The members of religious communities are the only ones who can change them. To stay within the community and help renew it according to today's insights is, I think, very worthwhile. A seminarian friend of mine put it in a nutshell: "We are not in the real 'light of Vatican II' as yet; we are only at the dawn of a stormy day. But we have the opportunity to determine the weather. We can't go south for the winter; we have to stay and bring about the spring."

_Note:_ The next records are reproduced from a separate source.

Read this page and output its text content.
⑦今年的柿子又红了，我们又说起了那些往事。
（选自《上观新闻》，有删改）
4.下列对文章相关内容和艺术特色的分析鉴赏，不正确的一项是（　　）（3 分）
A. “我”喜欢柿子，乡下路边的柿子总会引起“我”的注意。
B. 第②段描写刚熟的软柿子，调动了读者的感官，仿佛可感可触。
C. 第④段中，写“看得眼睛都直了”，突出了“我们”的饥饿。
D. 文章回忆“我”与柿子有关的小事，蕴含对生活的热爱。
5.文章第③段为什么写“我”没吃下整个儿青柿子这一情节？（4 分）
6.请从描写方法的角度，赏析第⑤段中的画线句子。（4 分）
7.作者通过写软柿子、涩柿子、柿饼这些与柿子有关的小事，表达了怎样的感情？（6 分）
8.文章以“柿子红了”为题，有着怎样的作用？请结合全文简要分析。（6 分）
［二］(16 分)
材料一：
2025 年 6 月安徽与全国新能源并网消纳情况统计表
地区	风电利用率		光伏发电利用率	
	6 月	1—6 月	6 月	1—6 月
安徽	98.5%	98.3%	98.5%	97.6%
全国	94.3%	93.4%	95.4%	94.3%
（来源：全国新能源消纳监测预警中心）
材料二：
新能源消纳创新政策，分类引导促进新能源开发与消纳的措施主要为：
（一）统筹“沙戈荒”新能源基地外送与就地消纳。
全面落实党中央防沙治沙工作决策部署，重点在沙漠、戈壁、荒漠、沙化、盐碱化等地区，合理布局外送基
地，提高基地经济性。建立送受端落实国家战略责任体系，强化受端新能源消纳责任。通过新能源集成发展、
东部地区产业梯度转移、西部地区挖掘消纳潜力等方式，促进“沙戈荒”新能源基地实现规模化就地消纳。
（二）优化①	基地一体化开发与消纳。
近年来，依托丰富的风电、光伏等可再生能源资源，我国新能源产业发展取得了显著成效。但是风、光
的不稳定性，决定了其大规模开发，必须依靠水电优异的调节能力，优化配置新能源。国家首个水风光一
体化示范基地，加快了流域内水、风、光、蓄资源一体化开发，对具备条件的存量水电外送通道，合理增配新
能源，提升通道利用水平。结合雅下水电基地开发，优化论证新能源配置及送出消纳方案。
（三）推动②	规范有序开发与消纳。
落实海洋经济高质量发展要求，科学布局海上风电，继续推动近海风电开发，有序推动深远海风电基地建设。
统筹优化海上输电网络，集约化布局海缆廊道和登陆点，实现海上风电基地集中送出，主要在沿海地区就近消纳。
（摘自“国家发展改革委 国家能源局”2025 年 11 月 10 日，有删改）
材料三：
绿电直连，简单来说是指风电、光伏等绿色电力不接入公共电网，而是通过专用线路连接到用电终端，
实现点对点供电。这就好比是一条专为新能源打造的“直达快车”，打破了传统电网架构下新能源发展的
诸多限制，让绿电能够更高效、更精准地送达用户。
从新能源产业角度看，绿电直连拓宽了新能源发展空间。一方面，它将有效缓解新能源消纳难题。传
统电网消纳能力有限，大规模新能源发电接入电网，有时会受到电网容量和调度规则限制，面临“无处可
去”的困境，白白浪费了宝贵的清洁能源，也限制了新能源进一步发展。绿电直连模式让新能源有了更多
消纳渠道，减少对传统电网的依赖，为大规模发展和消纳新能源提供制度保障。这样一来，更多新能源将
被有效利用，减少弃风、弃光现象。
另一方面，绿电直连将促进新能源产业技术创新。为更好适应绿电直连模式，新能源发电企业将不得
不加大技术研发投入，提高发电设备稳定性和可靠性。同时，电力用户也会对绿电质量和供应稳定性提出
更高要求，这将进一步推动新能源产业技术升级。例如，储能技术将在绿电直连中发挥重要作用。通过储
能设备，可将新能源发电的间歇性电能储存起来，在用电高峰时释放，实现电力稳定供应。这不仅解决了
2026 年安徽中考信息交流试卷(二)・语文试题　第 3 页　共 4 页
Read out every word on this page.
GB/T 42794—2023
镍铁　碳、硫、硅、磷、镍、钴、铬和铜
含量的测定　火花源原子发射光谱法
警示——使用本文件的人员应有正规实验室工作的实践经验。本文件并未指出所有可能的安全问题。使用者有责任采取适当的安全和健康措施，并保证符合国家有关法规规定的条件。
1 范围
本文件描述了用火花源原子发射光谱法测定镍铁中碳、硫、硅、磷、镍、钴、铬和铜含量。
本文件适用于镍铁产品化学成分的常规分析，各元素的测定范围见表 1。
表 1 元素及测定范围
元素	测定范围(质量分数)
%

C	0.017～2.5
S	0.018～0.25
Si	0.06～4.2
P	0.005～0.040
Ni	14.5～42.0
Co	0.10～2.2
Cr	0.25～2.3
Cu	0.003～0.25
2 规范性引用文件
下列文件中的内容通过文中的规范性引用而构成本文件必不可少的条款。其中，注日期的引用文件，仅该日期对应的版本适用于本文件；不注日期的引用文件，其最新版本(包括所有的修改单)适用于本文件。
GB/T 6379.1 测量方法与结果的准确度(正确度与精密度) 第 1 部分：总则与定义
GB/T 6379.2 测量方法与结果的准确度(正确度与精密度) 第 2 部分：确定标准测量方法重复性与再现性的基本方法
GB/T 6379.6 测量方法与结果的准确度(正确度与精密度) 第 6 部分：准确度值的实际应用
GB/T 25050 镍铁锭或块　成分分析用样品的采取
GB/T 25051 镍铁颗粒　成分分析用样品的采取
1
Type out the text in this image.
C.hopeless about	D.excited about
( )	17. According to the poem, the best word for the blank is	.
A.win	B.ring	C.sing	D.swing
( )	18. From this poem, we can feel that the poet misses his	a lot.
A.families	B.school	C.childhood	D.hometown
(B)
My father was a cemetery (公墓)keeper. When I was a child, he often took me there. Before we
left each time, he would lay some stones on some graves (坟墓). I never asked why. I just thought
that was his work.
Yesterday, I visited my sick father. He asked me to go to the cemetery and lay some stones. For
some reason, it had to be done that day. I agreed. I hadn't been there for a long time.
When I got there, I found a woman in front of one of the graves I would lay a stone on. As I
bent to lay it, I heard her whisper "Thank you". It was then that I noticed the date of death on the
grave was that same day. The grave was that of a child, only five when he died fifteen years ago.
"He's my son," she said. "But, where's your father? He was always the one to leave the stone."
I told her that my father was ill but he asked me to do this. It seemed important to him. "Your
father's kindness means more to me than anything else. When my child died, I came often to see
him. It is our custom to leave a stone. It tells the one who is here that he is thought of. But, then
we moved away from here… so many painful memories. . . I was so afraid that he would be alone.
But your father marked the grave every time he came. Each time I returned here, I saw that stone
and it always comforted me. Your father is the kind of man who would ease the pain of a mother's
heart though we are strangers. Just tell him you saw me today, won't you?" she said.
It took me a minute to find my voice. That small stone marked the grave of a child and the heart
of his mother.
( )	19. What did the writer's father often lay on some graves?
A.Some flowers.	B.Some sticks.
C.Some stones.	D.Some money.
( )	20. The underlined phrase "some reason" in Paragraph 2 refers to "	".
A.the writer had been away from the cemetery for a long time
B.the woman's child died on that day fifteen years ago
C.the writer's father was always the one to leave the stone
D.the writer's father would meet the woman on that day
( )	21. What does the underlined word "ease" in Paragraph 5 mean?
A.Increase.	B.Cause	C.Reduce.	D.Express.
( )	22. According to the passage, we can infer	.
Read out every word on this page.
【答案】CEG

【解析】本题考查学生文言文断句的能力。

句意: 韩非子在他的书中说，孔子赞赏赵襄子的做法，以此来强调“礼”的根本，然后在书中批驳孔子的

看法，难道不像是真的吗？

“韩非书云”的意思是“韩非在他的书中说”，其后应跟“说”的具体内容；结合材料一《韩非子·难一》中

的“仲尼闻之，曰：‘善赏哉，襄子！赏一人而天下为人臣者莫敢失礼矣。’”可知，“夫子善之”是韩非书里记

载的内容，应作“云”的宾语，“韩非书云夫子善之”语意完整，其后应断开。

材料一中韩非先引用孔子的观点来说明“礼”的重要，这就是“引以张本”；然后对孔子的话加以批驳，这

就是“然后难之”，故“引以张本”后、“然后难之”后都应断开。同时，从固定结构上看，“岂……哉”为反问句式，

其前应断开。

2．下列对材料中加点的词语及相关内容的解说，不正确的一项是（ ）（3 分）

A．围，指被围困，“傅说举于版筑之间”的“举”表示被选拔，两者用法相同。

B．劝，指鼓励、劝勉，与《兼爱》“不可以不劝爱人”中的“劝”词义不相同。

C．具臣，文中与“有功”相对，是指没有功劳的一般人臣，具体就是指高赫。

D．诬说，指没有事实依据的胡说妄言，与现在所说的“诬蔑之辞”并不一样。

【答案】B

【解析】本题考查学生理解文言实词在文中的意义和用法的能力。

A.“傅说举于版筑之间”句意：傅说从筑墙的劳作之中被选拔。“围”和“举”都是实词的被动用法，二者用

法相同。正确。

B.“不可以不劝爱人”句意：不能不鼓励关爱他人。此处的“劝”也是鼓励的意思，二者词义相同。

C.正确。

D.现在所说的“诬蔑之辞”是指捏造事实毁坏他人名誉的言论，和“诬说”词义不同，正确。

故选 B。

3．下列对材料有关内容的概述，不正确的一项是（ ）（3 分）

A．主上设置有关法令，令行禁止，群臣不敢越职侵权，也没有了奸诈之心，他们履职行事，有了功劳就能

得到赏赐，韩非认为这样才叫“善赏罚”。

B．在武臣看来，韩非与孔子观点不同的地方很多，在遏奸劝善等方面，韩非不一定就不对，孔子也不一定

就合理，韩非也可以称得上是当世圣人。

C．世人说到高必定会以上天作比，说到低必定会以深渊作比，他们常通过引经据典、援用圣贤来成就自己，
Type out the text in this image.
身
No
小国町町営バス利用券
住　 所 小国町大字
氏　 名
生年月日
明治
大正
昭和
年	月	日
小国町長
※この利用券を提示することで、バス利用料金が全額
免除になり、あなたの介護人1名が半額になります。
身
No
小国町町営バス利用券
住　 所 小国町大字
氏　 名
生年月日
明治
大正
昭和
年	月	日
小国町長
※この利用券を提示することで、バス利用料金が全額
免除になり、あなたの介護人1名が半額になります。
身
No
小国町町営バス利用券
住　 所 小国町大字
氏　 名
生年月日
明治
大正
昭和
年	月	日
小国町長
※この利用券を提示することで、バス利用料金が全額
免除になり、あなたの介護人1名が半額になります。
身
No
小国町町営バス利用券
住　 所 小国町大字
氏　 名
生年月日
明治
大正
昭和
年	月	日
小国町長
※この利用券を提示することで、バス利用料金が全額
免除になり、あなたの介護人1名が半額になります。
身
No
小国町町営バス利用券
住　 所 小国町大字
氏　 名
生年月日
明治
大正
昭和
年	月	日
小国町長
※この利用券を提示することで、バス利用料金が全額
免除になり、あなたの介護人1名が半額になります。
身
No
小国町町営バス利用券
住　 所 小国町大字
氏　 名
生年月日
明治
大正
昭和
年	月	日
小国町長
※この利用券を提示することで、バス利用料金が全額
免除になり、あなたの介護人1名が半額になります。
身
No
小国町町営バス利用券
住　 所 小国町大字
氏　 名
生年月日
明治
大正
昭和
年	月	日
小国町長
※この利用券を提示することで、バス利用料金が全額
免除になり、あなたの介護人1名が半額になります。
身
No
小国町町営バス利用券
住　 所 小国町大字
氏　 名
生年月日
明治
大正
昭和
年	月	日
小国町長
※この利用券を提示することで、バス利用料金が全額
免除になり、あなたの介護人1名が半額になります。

SISTER BERNADETTE MARIE, SCMM
Medical Mission Sisters Philadelphia
Bronx Cheer
Sir: You have a lot of chutzpa to call Jack Ruby [Jan. 13] what you did in that caption.
Your editor must have been meshuga to have let that word schwanz slip by. Don't you goyim know that this is a schmutzike word, not used by fineh men-schen in a national magazine? You don't have to be Jewish to use the words, but you sure have to be Jewish to know what they mean in order to use them correctly and not get fahrblundjet. Don't be a nahr. Ask me next time you get the urge to zich austzeigen your knowledge of yiddishe chochmes*
MRS. SIDNEY WEINGART
The Bronx, N.Y.
* Chutzpa--nerve; meshuga--crazy; goyim--gentiles; schmutzike--dirty; fineh menschen--nice people; fahrbhundjet--very, very lost; nahr--fool; zich austzeigen--show off; chochmes--jokes, wisecracks.